Помню еще одно: что слово «любовь» в этой сложнейшей любовной повести не было названо ни разу, – только подразумевалось, каждый раз благополучно миновалось, в последнюю секунду заменялось – ближайшим и отдаляющим, так что я несколько раз в течение рассказа ловила себя на мысли: «Что ж это было?» – именно на мысли, ибо чувством знала: то. Убеждена, что так же обходилось, миновалось, заменялось, не называлось оно героями и в жизни. Такова была эпоха. Таковы были тогда души. Лучшие из душ. Символизм меньше всего литературное течение.
И – еще одно. Если нынешние не говорят «люблю», то от страха, во-первых – себя связать, во-вторых – передать: снизить себе цену. Из чистейшего себялюбия. Те – мы – не говорили «люблю» из мистического страха, назвав, убить любовь, и еще от глубокой уверенности, что есть нечто высшее любви, от страха это высшее – снизить, сказав «люблю» – недодать.
Оттого нас так мало и любили.
Тогда же, в Zoo, я узнала, что «Синий плащ», всей Россией до тоски любимый…
Я звал тебя, но ты не оглянулась,Я слезы лил, но ты не снизошла,Ты в синий плащ печально завернулась,В сырую ночь ты из дому ушла… –
синий плащ Любови Димитриевны. «О, он всю жизнь о ней заботился, как о больной, ее комната всегда была готова, она всегда могла вернуться… отдохнуть… но то было разбито, жизни шли врозь и никогда больше не сошлись».
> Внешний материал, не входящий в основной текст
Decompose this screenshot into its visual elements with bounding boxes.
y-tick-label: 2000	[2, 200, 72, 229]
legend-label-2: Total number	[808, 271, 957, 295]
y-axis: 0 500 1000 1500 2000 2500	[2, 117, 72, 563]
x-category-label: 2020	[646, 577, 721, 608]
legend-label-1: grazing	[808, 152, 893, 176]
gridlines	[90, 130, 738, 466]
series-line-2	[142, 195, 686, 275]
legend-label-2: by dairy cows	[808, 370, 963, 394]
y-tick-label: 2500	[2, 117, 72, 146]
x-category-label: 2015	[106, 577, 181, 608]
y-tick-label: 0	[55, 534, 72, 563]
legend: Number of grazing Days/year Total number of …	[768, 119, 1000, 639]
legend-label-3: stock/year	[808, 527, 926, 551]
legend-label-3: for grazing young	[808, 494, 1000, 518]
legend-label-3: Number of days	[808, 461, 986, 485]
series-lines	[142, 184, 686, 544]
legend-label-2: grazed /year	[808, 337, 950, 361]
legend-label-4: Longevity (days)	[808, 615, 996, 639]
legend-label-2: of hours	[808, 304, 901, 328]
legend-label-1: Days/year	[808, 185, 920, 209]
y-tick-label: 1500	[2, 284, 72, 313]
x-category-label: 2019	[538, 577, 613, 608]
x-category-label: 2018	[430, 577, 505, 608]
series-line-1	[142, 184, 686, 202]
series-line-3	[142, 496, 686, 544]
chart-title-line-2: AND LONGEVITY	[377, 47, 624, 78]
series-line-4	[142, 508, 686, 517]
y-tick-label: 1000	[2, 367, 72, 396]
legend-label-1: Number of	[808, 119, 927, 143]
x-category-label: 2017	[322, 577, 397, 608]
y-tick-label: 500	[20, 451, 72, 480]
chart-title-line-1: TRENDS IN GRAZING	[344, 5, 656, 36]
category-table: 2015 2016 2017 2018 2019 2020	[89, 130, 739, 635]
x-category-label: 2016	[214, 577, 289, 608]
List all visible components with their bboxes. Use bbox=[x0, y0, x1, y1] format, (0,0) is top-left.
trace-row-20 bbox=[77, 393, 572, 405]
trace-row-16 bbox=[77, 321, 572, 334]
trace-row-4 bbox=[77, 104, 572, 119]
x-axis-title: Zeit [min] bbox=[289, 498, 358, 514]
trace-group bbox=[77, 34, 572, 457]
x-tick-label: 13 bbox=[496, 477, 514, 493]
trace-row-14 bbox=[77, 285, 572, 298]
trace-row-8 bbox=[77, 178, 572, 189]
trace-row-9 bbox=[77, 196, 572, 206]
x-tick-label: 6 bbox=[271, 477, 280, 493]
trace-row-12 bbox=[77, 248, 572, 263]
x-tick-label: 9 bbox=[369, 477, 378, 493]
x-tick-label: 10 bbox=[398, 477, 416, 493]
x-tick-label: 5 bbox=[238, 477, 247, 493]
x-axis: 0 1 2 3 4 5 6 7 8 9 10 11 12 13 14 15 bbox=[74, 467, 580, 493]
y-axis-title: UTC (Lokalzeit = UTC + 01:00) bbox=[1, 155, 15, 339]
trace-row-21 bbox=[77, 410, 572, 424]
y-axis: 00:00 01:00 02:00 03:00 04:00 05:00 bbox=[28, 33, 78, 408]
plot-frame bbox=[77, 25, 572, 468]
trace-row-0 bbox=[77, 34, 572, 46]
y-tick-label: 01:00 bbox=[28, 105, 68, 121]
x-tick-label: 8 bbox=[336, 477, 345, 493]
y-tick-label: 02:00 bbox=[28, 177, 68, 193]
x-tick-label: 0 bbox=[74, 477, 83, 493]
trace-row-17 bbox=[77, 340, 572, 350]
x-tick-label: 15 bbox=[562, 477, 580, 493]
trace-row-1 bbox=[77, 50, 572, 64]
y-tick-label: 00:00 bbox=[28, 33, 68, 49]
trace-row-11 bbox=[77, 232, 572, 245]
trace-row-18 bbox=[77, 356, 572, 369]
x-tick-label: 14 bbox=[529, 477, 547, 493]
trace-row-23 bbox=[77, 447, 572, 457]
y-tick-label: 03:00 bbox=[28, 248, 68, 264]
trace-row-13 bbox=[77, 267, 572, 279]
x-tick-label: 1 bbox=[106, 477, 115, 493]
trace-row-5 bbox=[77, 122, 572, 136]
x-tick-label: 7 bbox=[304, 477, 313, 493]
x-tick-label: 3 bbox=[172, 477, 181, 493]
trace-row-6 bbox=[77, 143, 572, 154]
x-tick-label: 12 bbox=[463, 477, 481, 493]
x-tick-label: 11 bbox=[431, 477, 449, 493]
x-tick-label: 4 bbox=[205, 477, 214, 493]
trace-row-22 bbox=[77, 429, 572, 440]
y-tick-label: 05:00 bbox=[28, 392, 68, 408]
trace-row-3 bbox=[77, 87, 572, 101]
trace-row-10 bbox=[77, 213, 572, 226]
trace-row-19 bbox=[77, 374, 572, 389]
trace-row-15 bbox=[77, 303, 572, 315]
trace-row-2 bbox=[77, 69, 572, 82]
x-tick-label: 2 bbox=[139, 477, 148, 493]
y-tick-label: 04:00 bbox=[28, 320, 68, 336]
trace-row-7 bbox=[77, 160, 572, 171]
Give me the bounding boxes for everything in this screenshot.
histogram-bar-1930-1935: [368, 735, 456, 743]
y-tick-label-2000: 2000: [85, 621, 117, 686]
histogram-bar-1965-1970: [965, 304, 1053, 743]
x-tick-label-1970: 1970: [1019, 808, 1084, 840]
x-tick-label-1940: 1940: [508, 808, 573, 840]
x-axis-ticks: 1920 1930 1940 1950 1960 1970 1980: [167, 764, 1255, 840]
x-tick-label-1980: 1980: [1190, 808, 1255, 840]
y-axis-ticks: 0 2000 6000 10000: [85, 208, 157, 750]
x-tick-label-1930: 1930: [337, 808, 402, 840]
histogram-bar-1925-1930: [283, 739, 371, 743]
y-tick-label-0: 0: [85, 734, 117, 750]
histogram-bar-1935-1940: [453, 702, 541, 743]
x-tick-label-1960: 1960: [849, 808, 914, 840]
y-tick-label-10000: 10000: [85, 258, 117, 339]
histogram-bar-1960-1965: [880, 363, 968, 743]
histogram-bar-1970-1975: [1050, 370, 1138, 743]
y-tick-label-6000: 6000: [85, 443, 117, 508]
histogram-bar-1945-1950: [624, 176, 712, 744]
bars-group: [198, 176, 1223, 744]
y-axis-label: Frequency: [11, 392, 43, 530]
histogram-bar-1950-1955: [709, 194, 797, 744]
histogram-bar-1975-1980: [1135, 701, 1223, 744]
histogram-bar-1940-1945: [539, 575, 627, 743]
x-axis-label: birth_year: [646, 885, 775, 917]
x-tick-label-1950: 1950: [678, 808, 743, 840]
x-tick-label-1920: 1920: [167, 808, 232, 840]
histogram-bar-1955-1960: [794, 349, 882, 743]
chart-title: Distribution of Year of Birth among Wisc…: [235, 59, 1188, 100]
Zoo закончилось очередным Алиным пивом в длинном сквозном бревенчатом строении, тоже похожем на клетку. Никогда не забуду Белого, загоревшего за этот день до какого-то чайного, самоварного цвета, от которого еще синей синели его явно азиатские глаза, на фоне сквозь брусья клетки зеленью и солнцем брызжущей лужайки. Откидывая серебро волос над медью лба:
– Хорошо ведь? Как я все это люблю. Трава, вдалеке большие звери, вы, такая простая… И дочь тихая, разумная, ничего не говорит… (И, уже как припев:) Приятно!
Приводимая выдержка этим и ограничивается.